ジョージアに擦っていた手をダメだと抑えられているので、涙が溢れて流れているのが見えるだろう。
そんな私に少し驚いた顔をしたジョージアであったが、優しく微笑むと抱きしめてくれる。
「好きなだけ泣いてもいいけど、明日目が腫れてたらデリアに怒られるよ?」
「そうでしょうね……そうしたら、デリアから守ってくださいね?」
「うーん、それは……善処します。それより、遅くまで頑張ったね。今日はゆっくり出来るんだろ?」
「そのつもりですよ?」
「ん、じゃあ、今日は1日俺のための日にして、ゆっくり休んで」
「でも、出かけるんじゃ……」
「出かけるより、出歩きすぎて疲れているんだろうから、今日は一緒にゴロゴロとする。いいね?頑張り
すぎなんだよ、アンナは」
大きな手で頭を優しく撫でられると、ホッとする。ジョージアからの温もりに体を預け、私も腕をジョージアの背中に回すと今までよりずっと密着する。
温かい……ほぅっと息を吐くとスリスリとすり寄る。見た目のまんま、男性のわりに華奢なジョージアではあるが、腕の中に収まっていることが何より安心できる場所であった。
「ジョージア様、私、離婚はしませんからね……」
お城でのことを思い出し、公がジョージアへ離婚も考えておくよう言ったことを否定しておく。
驚いたのか、ジョージアの体が一瞬ビクッとした。私は何も考えず、ただただ甘えるとギュっと抱きしめてくれる腕に力がこもった。

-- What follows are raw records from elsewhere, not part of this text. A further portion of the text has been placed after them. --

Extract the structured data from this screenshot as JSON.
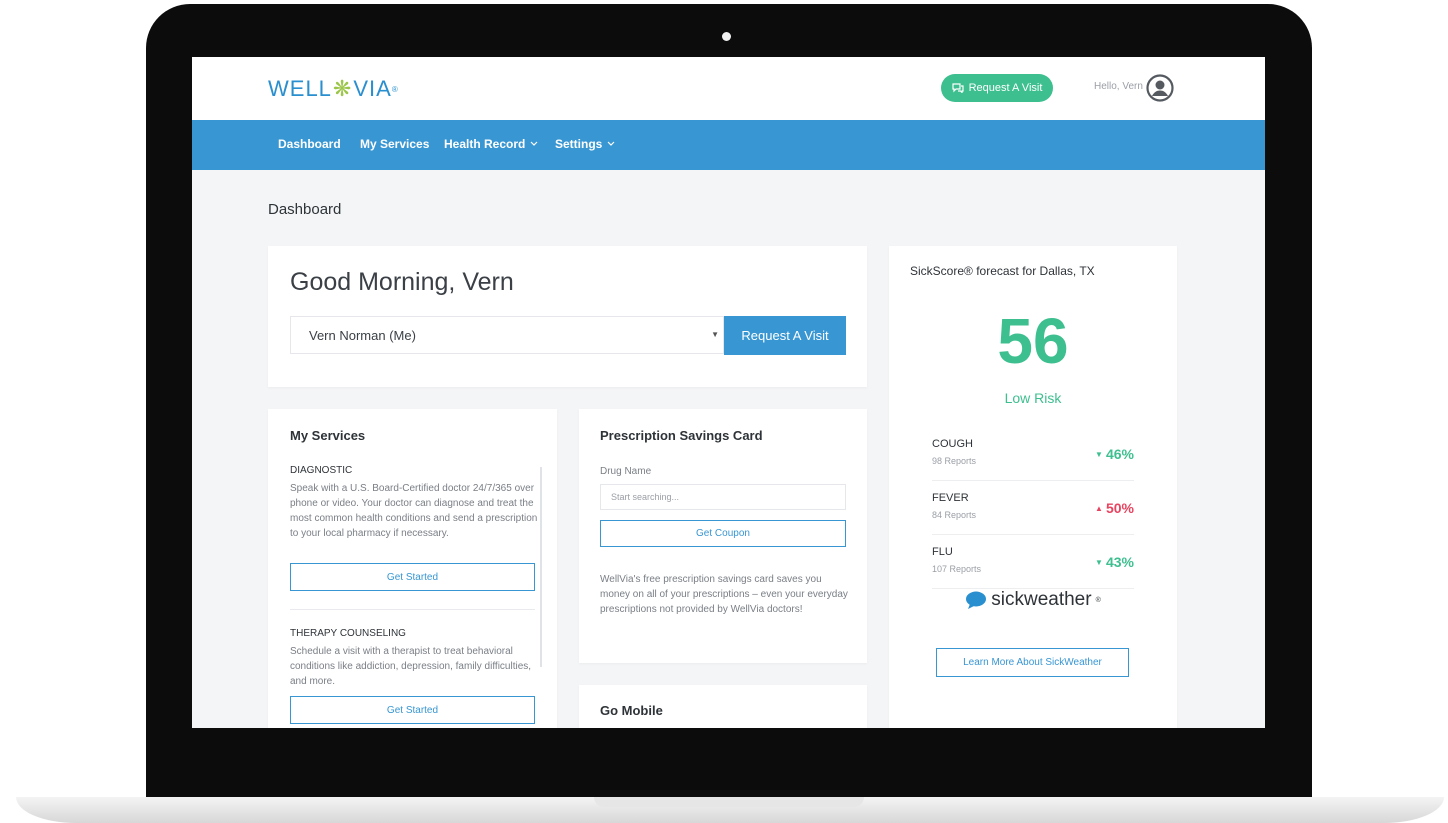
{
  "header": {
    "logo_left": "WELL",
    "logo_right": "VIA",
    "logo_mark": "®",
    "request_visit_label": "Request A Visit",
    "greeting": "Hello, Vern"
  },
  "nav": {
    "items": [
      {
        "label": "Dashboard"
      },
      {
        "label": "My Services"
      },
      {
        "label": "Health Record"
      },
      {
        "label": "Settings"
      }
    ]
  },
  "page": {
    "title": "Dashboard"
  },
  "welcome": {
    "greeting": "Good Morning, Vern",
    "member_select_value": "Vern Norman (Me)",
    "request_visit_label": "Request A Visit"
  },
  "services": {
    "title": "My Services",
    "items": [
      {
        "heading": "DIAGNOSTIC",
        "description": "Speak with a U.S. Board-Certified doctor 24/7/365 over phone or video. Your doctor can diagnose and treat the most common health conditions and send a prescription to your local pharmacy if necessary.",
        "button": "Get Started"
      },
      {
        "heading": "THERAPY COUNSELING",
        "description": "Schedule a visit with a therapist to treat behavioral conditions like addiction, depression, family difficulties, and more.",
        "button": "Get Started"
      }
    ]
  },
  "rx": {
    "title": "Prescription Savings Card",
    "drug_label": "Drug Name",
    "drug_placeholder": "Start searching...",
    "coupon_button": "Get Coupon",
    "description": "WellVia's free prescription savings card saves you money on all of your prescriptions – even your everyday prescriptions not provided by WellVia doctors!"
  },
  "mobile": {
    "title": "Go Mobile"
  },
  "sickscore": {
    "title": "SickScore® forecast for Dallas, TX",
    "score": "56",
    "risk": "Low Risk",
    "symptoms": [
      {
        "name": "COUGH",
        "reports": "98 Reports",
        "change": "46%",
        "direction": "down",
        "color": "#3dbf8f"
      },
      {
        "name": "FEVER",
        "reports": "84 Reports",
        "change": "50%",
        "direction": "up",
        "color": "#e8435f"
      },
      {
        "name": "FLU",
        "reports": "107 Reports",
        "change": "43%",
        "direction": "down",
        "color": "#3dbf8f"
      }
    ],
    "brand": "sickweather",
    "brand_mark": "®",
    "learn_more": "Learn More About SickWeather"
  },
  "colors": {
    "accent_blue": "#3896d3",
    "accent_green": "#3dbf8f",
    "alert_red": "#e8435f"
  },
  "icons": {
    "visit_button": "chat-bubbles-icon",
    "user": "user-avatar-icon",
    "dropdown": "chevron-down-icon",
    "trend_down": "triangle-down-icon",
    "trend_up": "triangle-up-icon",
    "brand": "speech-bubble-icon"
  }
}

「いいのか……?公の意向は、アンナを公妃にした方が、国が潤うからと言っていたが……」
「国なんて、知りません!それは、公が自身で解決することですし、公妃を飾りではなく、きちんと
育てればいいだけの話です。今更、絶対無理でしょうけどね!それに、私はジョージア様だから結婚
したのですよ!アンバー領のことが大好きなのです。私を追い出さないでくださいね?」
私もジョージアに回した腕に力を込めた。
「あぁ、アンナが望まないのに追い出すわけがないだろう?アンバー領もコーコナ領もアンナが主導で
動いているんだ。俺の方こそ、アンナがいなくなってしまうと困る」
「ジョージア様でも、これくらいできますよ!」
「そんなことないよ。アンナが切り開いてきたからこそ、人が集まり領地も活気づき、みなが注目して
いるんだ。魅了された一人としては、アンナという人物が起こす事柄すべて俺は誇りに思っているし、
隣にいられることが幸せだ。アンナを支えることしかできないけど……」
「ジョージア様!支えることしかじゃないです。ジョージア様が、子どもたちがいるから頑張れますから!」
そうか……と呟くジョージアに、そうですよと囁き返す。
「私の中心は、ジョージア様ですよ。ここにしか、帰ってくる場所はないですから……本当に、私を
追い出さないで下さいよ?」
「あぁ、しない。そんなことしたら、アンジーやジョージにも恨まれる。ネイトは、まだまだ手もかかる
し、何より子どもたち、俺も含めてアンナが必要だから」
「ふふっ、よかった。ジョージア様にアンバーから追い出されたどうしようかとちょっと思ってしまった
んですよ。公にも、きちんと離婚はしないって言ってきましたから、後は、ジョージア様の意思が
どうかだけだったんですけど……その言葉を聞いてとても安心しました」
不安に思っていたのは、俺だけじゃなかったんだな……ため息交じりにジョージアのひとり言が耳に届くと、そんなふうに思わせてしまったことを申し訳なく思う。
「あぁ、それと……俺、ウィルに嫉妬してたかも」
「えっ?」
「いや、昔からだけど……いつもどこにいくのもアンナはウィルを連れていくだろ?ウィルもそれに文句
言わず、付き従うから。信頼関係が他の誰よりずっと深いように感じてた。まぁ、俺がウィルくらい
強ければ、いつでもアンナの側にいられるんだろうけどさ」
「今から、鍛えますか?」
冗談交じりに、提案してみる。返ってくる答えはなんとなくわかってはいるが、もし……ジョージア様がどこに行くのも側にいてくれるなら、それ以上に嬉しいことはない。
「ハハ……今更無理。俺は、アンナとウィルとの距離が近いのがずっと気になっていたんだ。たぶん、
ヘンリー殿より、ウィルの方がアンナの内側にいるだろう?」
「そうかもしれません。私の考えていることは、ウィルには筒抜けなんですよね……頼りすぎている
ことは、私も反省しています」
「アンナの心の所在がどこにあるのか、わかってはいてもだな……」
小さくため息をつくジョージアは、大きいくせに小さな子どものようであった。
「ジョージア様?」
「ん?」
「大好きですよ!」
「もちろん。俺もアンナを愛しているよ。はぁ……もっと頼ってもらえるようにしないとお飾り公爵って
言われそ……言われているのか」
「お飾りだなんて……私は思ってませんからね!ジョージア様が学んできたことを領地改革へどんどん
盛り込んでいるんですから!ジョージア様がいなかったら、もっと時間がかかっていました。ご協力
いただいたこと、本当に感謝しています!」
これからも頑張りましょうね!と呟くと、あぁ、一緒に頑張ろうと答えてくれる。
みなが私主導で改革をと思っているが、ジョージアの協力無くしてこんなに早く進むことはなかった。私にはアンバー領の知識が圧倒的に少ないので、蓄積されたジョージアの知識はとても役にたっているのだ。
表に出ていない影の協力者があってこそ。夫婦揃ってやっと一人前の領主となるのだから、勘違いしている世のみなを叱ってやりたい。
まだ、朝まで時間があるからお休みというジョージアに抱きつきながら、またスヤスヤと眠りにつく。
とても疲れていたのか、ジョージアの温もりに安心しすぐに夢の中であった。